The news buoyed Netflix’s volatile shares, which surged by 20% in midday trading. They settled up 14% at $79.24, a standout in an overall soft market.
A Securities and Exchange Commission filing Wednesday revealed that Icahn snapped up 5.5 million shares — or 9.98% — of Netflix in a series of transactions between Sept. 4 and Oct. 25. He thinks the stock is undervalued and the company “may hold significant strategic value for a variety of significantly larger companies that are engaging in more direct competition with one another due to the evolution of the internet, mobile, and traditional industry,” according to the SEC filing.

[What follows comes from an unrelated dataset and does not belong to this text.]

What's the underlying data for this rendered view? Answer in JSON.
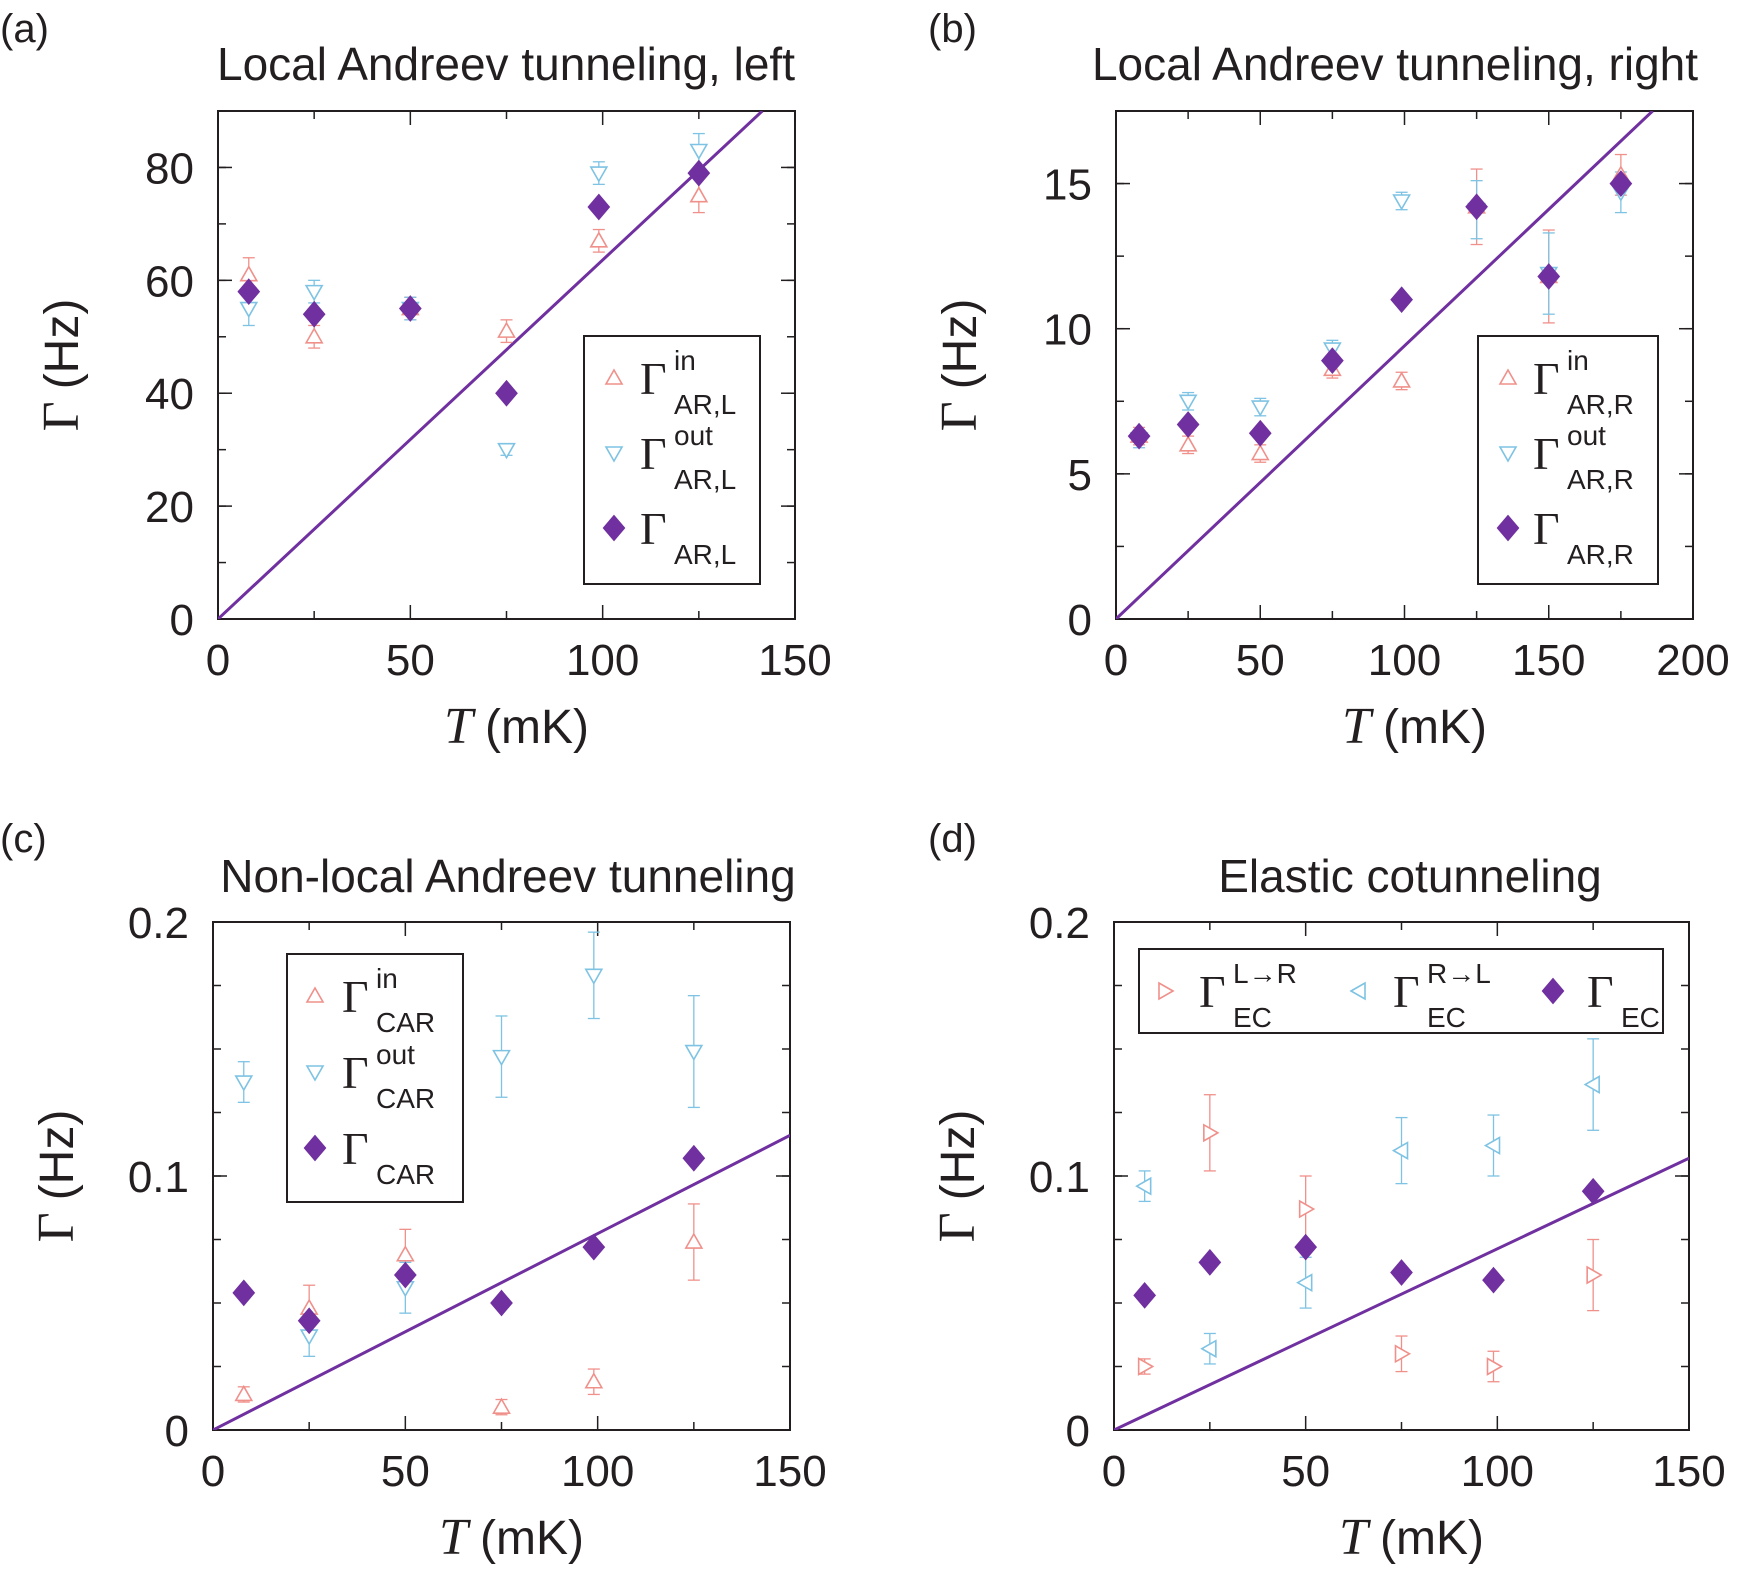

Icahn is “considering ways for the issuer to maximize shareholder value but reached no conclusion” and “may in the future seek to have discussions” with Netflix, the filing added.
For decades, Icahn has been buying into companies he considers undervalued and poorly managed and pressures execs to change course or sell. He’s had mixed results in the showbiz space, with high-profile runs at Time Warner, Blockbuster and most recently, Lionsgate.
But Netflix seems an ideal target. The stock traded at close to $300 in the summer of 2011 but has been driven down by strategic missteps that alienated customers as well as competition from video-on-demand, Hulu, Amazon and others. It still has a strong following on Wall Street, but took another big hit last week when it fell short of its own predictions for new subscribers in the third quarter.
But takeover chatter with Microsoft, Comcast and Apple rumored to be possible buyers routinely pumps up the stock. Icahn’s appearance will add fuel to the speculation.